It’s not quite as simple to develop and deploy as docker containers you can throw anywhere, but the massive scale you can achieve with that for fractions of the cost of servers or fargate with that much RAM is pretty great.
Or maybe you already tried/modeled this and discovered it’s terrible for you use case, in which case ignore me ;-)
You were so close until you mentioned trying to ditch SQL. Lemmy is 100% tied hard to it, and trying to replicate what it does without ACID and Joins is going to require a massive rewrite. More importantly - Lemmy’s docs suggest a docker-compose stack, not even k8s for now, it’s trying really hard not to tie into a single cloud provider and avoid having three cloud deployment scripts. Which means SQS, lambdas and cloudfront out in the short term. Quick question, are there any STOMP compliant vendors for SQS and lambda equivalent yet?

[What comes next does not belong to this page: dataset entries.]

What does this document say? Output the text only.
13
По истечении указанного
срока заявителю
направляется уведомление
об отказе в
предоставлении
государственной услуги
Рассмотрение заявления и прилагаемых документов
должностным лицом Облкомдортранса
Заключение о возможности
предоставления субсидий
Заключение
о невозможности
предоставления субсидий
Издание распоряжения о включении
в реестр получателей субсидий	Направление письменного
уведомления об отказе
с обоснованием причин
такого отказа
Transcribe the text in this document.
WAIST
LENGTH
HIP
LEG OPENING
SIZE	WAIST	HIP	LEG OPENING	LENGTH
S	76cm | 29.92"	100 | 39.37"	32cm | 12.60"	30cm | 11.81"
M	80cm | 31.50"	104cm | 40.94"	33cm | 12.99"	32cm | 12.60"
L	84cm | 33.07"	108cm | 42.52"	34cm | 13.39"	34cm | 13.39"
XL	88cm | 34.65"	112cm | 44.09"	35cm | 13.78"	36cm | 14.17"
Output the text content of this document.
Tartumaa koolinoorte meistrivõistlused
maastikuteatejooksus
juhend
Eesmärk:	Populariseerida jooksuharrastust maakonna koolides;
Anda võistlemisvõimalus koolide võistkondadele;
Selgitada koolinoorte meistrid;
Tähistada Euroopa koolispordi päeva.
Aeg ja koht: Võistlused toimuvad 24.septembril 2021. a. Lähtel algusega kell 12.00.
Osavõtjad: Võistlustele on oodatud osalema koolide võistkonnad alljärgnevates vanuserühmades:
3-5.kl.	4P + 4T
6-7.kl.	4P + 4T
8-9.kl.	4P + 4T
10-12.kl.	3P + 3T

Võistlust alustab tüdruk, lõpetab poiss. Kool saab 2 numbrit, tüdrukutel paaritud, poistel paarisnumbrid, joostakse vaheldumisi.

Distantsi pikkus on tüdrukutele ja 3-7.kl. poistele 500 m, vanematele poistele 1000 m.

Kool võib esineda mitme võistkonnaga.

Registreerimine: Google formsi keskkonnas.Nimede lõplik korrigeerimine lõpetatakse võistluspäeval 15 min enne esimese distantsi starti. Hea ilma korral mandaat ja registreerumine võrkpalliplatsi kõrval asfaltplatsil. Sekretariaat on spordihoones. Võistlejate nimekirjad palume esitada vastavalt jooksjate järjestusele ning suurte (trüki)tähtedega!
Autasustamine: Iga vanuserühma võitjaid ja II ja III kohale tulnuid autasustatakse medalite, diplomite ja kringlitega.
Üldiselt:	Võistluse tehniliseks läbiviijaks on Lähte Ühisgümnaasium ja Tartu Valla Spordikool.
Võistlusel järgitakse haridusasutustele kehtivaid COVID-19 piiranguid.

Also, the growth lemmy.world has seen has been far outside what any team could handle ime. Most products would have closed signups to handle current load and scale, well done to all involved!
Rust FTW
If Postgres becomes the bottleneck I wonder whether something like Citus could work to shard the data (relatively) transparently?
Staying cloud agnostic is very important and CDN services like cloudflare/cloudfront have inherrent privacy issues. IMO the stack should remain hostable on anyones home server environment.